Sources of information
Basic Eduardo Antonio Moraleda Gil ; Sebastián Rubén Gómez Palomo (2019 (2ª ed)). Aproximación a la Ingeniería del Software. Cerasa
Roger S. Pressman (2010 (7ª ed)). Ingeniería del Software: un enfoque práctico. McGraw-Hill
Hein Smith (2018). Scrum: The Ultimate Beginner's Guide To Learn And Master Scrum Agile Framework. CreateSpace Independent Publishing Platform

Complementary Robert C. Martin (2008). Clean Code: A Handbook of Agile Software Craftsmanship. Pearson
Henrik Kniberg (2007). Scrum and XP from the Trenches . C4Media Inc
Jeff Sutherland and Scrum, Inc. (2014). Scrum: The Art of Doing Twice the Work in Half the Time. Crown Business
Chris Riccomini, Dmitriy Ryaboy (2021). The Missing README: A Guide for the New Software Engineer.
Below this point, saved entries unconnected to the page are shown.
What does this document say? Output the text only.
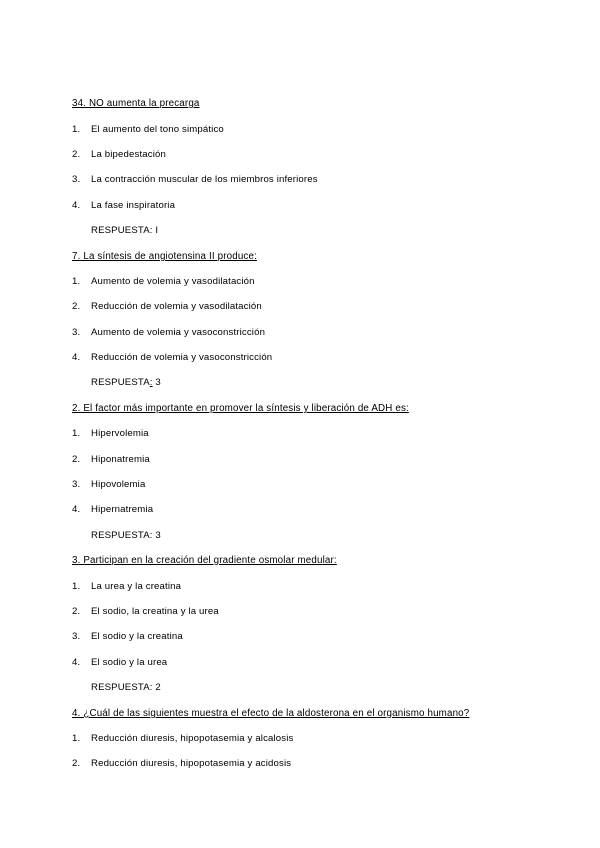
34. NO aumenta la precarga
1. El aumento del tono simpático
2. La bipedestación
3. La contracción muscular de los miembros inferiores
4. La fase inspiratoria
RESPUESTA: I
7. La síntesis de angiotensina II produce:
1. Aumento de volemia y vasodilatación
2. Reducción de volemia y vasodilatación
3. Aumento de volemia y vasoconstricción
4. Reducción de volemia y vasoconstricción
RESPUESTA: 3
2. El factor más importante en promover la síntesis y liberación de ADH es:
1. Hipervolemia
2. Hiponatremia
3. Hipovolemia
4. Hipernatremia
RESPUESTA: 3
3. Participan en la creación del gradiente osmolar medular:
1. La urea y la creatina
2. El sodio, la creatina y la urea
3. El sodio y la creatina
4. El sodio y la urea
RESPUESTA: 2
4. ¿Cuál de las siguientes muestra el efecto de la aldosterona en el organismo humano?
1. Reducción diuresis, hipopotasemia y alcalosis
2. Reducción diuresis, hipopotasemia y acidosis
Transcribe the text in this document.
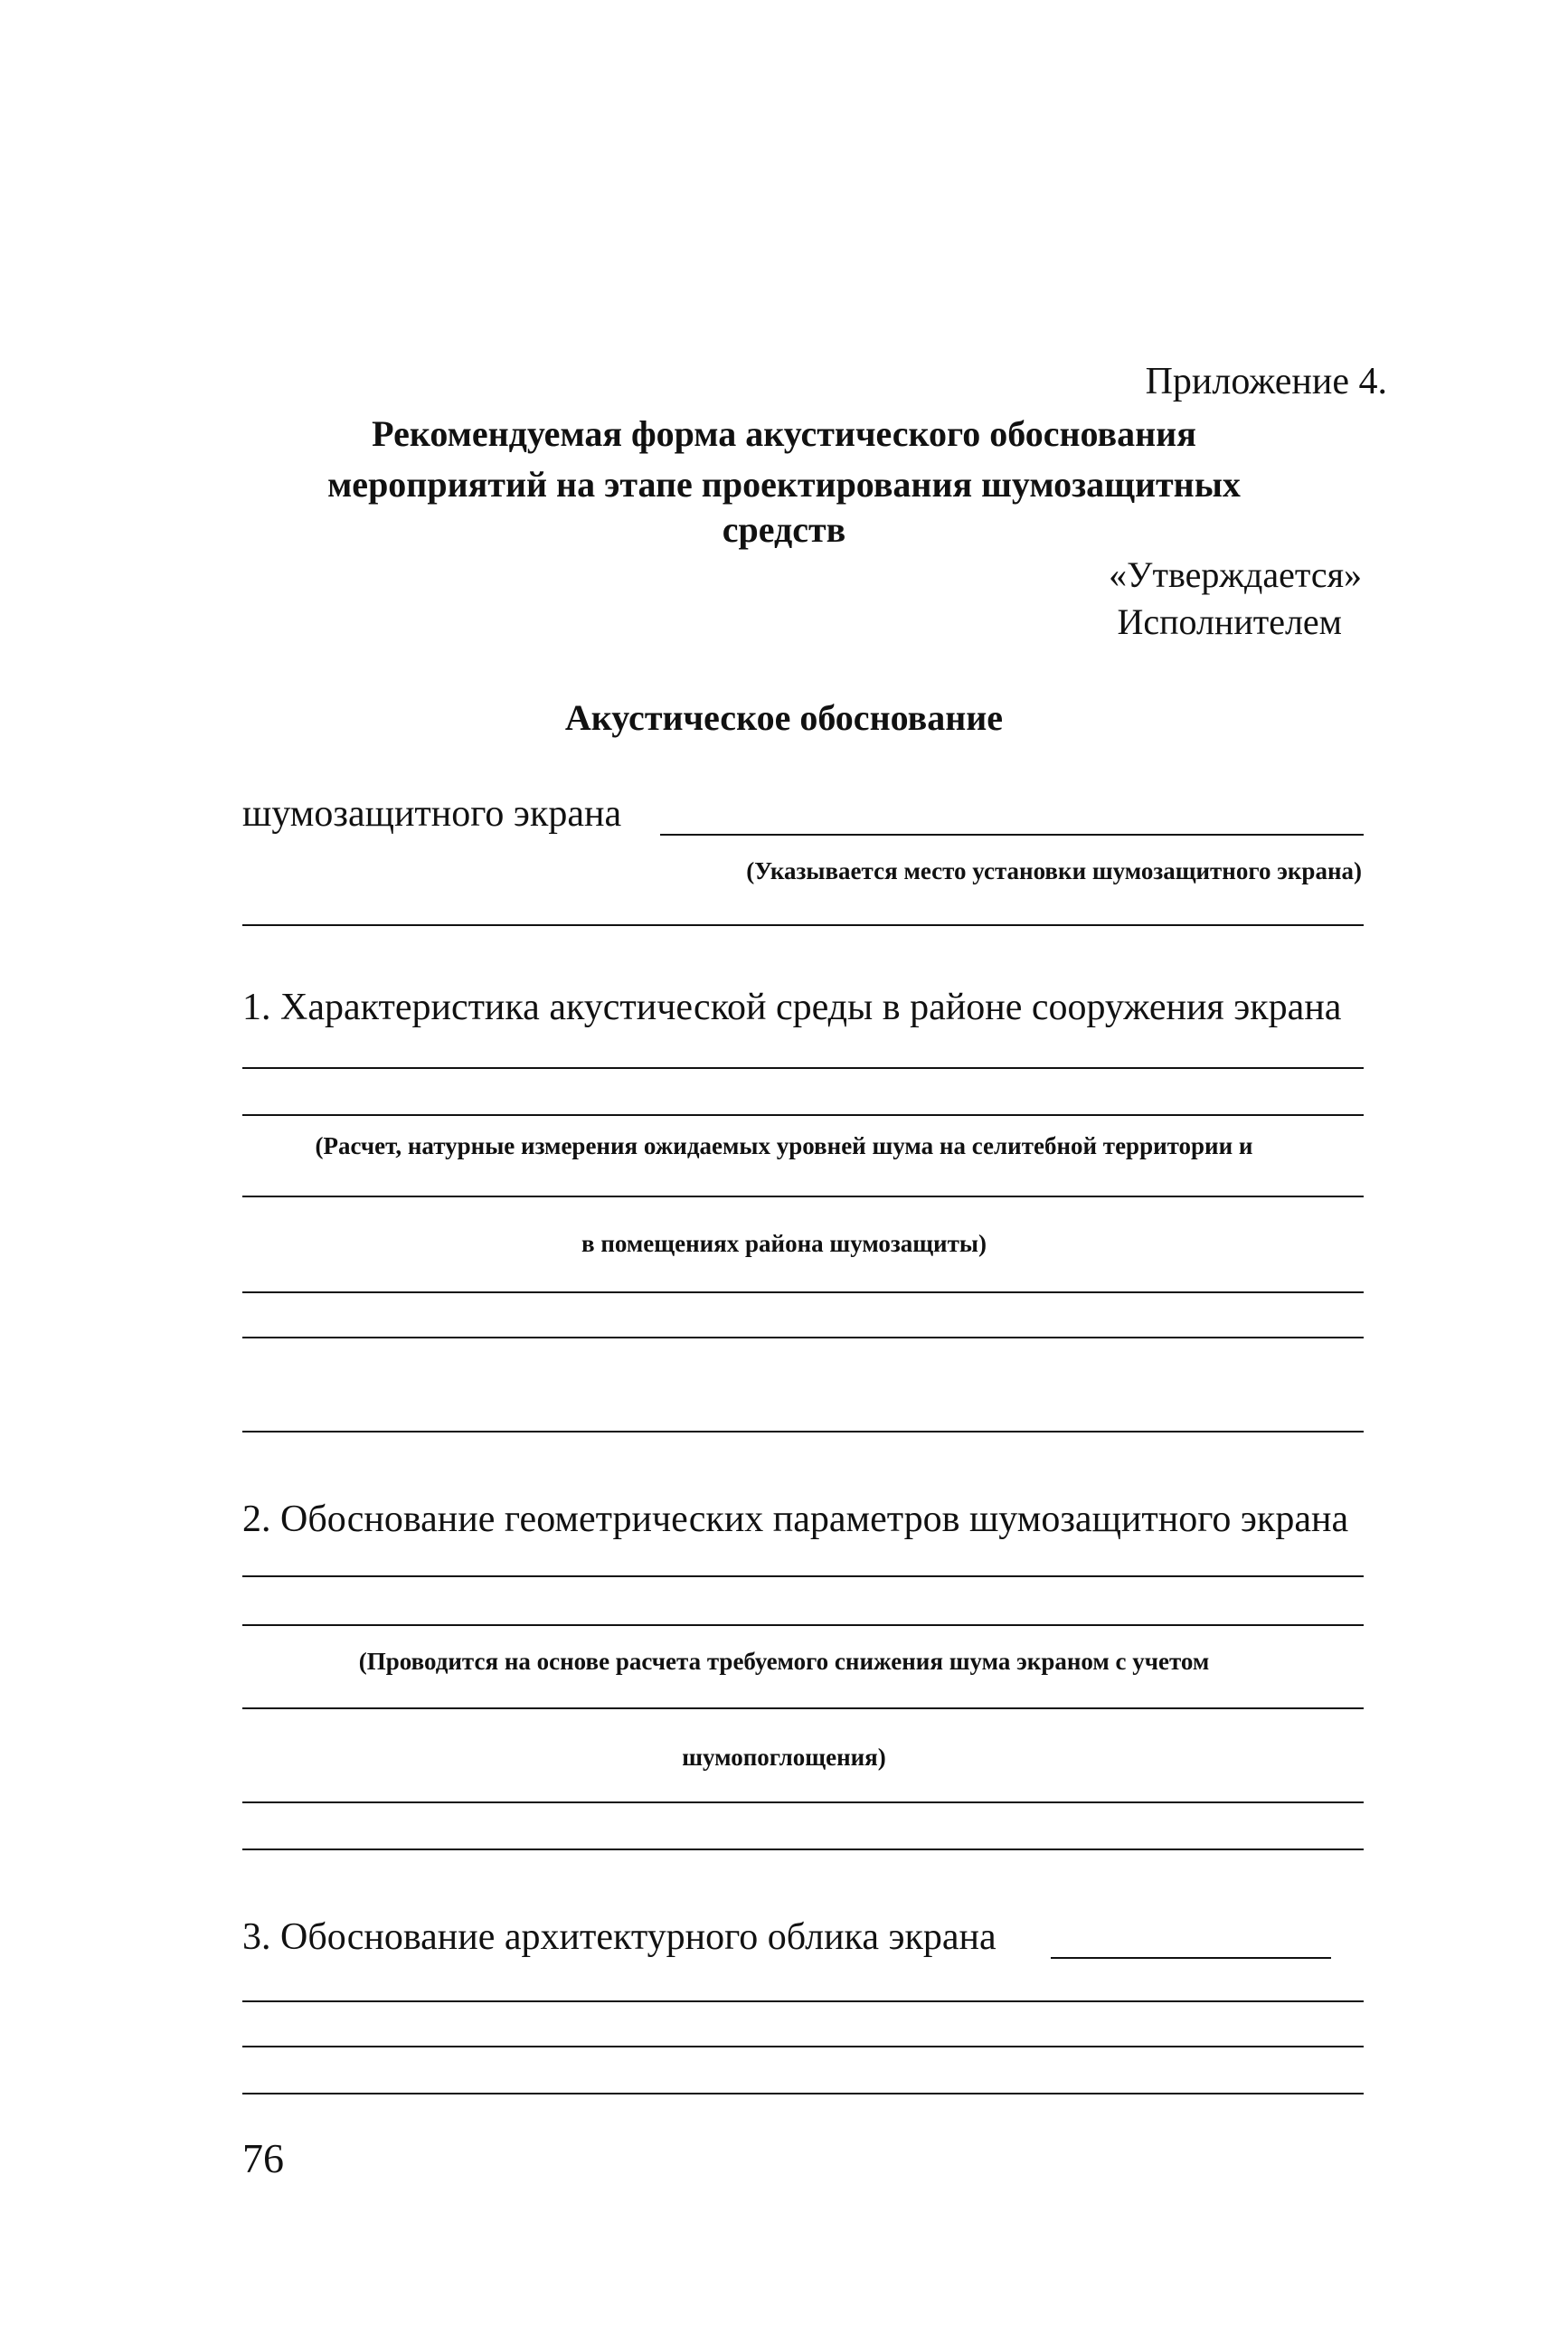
Приложение 4.
Рекомендуемая форма акустического обоснования
мероприятий на этапе проектирования шумозащитных
средств
«Утверждается»
Исполнителем
Акустическое обоснование
шумозащитного экрана
(Указывается место установки шумозащитного экрана)
1. Характеристика акустической среды в районе сооружения экрана
(Расчет, натурные измерения ожидаемых уровней шума на селитебной территории и
в помещениях района шумозащиты)
2. Обоснование геометрических параметров шумозащитного экрана
(Проводится на основе расчета требуемого снижения шума экраном с учетом
шумопоглощения)
3. Обоснование архитектурного облика экрана
76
No Starch Press


Recommendations
Subjects that it is recommended to have taken before
Programming I/614G03006
Programming II/614G03007

Subjects that are recommended to be taken simultaneously

Subjects that continue the syllabus

Other comments


(*)The teaching guide is the document in which the URV publishes the information about all its courses. It is a public document and cannot be modified. Only in exceptional cases can it be revised by the competent agent or duly revised so that it is in line with current legislation.